И засунул руку в карман. Обезьянка закричала: «Ай, ай!» — и в два прыжка вскочила Юхименке на руки. Он сейчас же сунул её в шинель, за пазуху.

— Идём, — говорит.

Я глазам своим не верил. Идём по улице, несём такое чудо, и никто не знает, что у нас за пазухой.

Дорогой Юхименко мне говорил, чем кормить:

— Всё ест, всё давай. Сладкое любит. Конфеты — беда. Дорвётся — непременно обожрётся. Чай любит жидкий и чтоб сладкий был. Ты ей внакладку. Два куска. Вприкуску не давай: сахар сожрёт, а чай пить не станет.

Я всё слушал и думал: я ей и трёх кусков не пожалею, миленькая такая, как игрушечный человек. Тут я вспомнил, что и хвоста у ней нет.

— Ты, — говорю, — хвост отрезал ей под самый корень?

— Она макака, — говорит Юхименко, — у них хвостов не растёт.

Пришли мы к нам домой. Мама и девочки сидели за обедом. Мы с Юхименкой вошли прямо в шинелях.

Я говорю:

— А кто у нас есть!

Все обернулись. Юхименко распахнул шинель. Никто ещё ничего разобрать не успел, а Яшка как прыгнет с Юхименки маме на голову; толкнулся ножками — и на буфет. Всю причёску маме осадил.

Все вскочили, закричали:

— Ой, кто, кто это?

А Яшка уселся на буфет и строит морды, чавкает, зубки скалит.

Юхименко боялся, что сейчас ругать его будут, и скорей к двери. На него и не смотрели — все глядели на обезьянку. И вдруг девочки все в один голос затянули:

— Какая хорошенькая!

А мама всё причёску прилаживала.

— Откуда это?

Я оглянулся. Юхименки уже нет. Значит, я остался хозяином. И я захотел показать, что знаю, как с обезьянкой надо. Я засунул руку в карман и крикнул, как давеча Юхименко:

— Яшка, Яшка! Иди, я тебе что дам!

Все ждали. А Яшка и не глянул — стал чесаться меленько и часто чёрной лапочкой.

До самого вечера Яшка не спускался вниз, а прыгал по верхам: с буфета на дверь, с двери на шкаф, оттуда на печку.

Вечером отец сказал:

— Нельзя её на ночь так оставлять, она квартиру вверх дном переворотит.

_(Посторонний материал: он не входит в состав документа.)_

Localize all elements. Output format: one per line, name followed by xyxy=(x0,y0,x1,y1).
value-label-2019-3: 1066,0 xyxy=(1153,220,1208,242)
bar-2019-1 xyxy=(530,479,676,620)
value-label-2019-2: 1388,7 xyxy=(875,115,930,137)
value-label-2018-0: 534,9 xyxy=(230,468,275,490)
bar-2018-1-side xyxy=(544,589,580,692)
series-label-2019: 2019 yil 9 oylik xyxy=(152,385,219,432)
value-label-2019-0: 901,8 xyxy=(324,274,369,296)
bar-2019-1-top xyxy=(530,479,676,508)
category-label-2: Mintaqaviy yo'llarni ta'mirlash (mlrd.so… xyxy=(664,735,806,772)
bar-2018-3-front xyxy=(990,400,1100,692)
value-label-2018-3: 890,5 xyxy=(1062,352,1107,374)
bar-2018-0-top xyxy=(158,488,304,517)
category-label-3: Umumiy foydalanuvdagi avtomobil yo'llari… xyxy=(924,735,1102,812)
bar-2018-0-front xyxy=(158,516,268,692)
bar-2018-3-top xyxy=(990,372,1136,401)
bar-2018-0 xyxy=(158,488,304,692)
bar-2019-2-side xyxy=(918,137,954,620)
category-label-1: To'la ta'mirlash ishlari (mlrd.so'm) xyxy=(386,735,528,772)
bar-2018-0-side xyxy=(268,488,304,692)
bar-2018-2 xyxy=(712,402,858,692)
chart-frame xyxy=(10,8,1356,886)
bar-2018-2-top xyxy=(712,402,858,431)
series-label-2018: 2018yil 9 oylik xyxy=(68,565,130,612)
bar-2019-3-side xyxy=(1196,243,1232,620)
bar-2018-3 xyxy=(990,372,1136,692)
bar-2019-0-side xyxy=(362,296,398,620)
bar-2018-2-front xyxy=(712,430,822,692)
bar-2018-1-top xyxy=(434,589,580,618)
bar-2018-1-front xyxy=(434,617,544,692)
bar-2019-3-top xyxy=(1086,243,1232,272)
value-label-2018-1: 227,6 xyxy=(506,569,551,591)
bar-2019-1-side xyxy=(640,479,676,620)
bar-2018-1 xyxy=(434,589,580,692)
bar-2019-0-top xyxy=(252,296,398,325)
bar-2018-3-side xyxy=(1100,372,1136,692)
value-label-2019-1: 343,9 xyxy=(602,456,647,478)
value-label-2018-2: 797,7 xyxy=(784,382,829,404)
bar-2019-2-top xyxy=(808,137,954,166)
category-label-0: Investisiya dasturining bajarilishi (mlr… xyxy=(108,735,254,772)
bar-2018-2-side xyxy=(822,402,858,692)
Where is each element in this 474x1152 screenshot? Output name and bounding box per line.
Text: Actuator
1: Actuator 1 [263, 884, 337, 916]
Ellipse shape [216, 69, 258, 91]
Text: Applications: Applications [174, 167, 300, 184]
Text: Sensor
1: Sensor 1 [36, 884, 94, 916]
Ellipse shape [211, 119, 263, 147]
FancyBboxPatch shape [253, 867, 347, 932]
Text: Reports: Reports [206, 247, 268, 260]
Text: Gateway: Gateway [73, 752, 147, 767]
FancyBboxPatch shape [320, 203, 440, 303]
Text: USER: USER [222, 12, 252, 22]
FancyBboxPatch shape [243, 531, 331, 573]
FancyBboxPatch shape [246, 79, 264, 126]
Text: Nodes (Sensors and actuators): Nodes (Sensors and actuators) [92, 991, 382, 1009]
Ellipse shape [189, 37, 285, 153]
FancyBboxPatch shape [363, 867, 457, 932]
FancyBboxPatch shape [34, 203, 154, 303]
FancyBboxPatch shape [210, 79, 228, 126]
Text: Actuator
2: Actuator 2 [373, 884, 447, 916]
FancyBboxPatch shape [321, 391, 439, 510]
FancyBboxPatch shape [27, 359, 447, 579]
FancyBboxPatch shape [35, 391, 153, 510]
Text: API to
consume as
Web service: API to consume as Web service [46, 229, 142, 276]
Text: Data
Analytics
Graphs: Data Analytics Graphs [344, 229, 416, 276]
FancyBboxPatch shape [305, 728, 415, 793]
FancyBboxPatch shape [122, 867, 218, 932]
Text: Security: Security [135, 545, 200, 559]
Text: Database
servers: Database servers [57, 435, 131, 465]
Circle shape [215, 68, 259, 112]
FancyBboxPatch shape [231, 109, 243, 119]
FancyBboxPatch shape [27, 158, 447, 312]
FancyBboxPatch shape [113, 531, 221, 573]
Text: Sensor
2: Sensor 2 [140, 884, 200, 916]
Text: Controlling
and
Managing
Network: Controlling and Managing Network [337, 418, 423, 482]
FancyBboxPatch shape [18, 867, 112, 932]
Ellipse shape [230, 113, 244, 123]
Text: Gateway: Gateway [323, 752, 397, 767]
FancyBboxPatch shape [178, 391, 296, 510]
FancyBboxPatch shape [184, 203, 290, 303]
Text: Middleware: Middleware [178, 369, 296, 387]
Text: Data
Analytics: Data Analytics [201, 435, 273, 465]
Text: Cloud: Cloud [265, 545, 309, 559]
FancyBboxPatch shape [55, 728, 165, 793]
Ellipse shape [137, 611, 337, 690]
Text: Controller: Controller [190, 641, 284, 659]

И я начал ловить Яшку. Я к буфету — он на печь. Я его оттуда щёткой — он прыг на часы. Качнулись часы и стали. А Яшка уже на занавесках качается. Оттуда — на картину, картина покосилась, — я боялся, что Яшка кинется на висячую лампу.

Но тут уже все собрались и стали гоняться за Яшкой. В него кидали мячиком, катушками, спичками и наконец загнали в угол.

Яшка прижался к стене, оскалился и защёлкал языком — пугать начал. Но его накрыли шерстяным платком и завернули, запутали.

Яшка барахтался, кричал, но его скоро укрутили так, что осталась торчать одна голова. Он вертел головой, хлопал глазами, и казалось, сейчас заплачет от обиды.

Не пеленать же обезьяну каждый раз на ночь! Отец сказал:

— Привязать. За жилет — и к ножке, к столу.

Я принёс верёвку, нащупал у Яшки на спине пуговицу, продел верёвку в петлю и крепко завязал. Жилет у Яшки на спине застёгивался на три пуговки. Потом я поднёс Яшку, как он был, закутанного, к столу, привязал верёвку к ножке и только тогда размотал платок.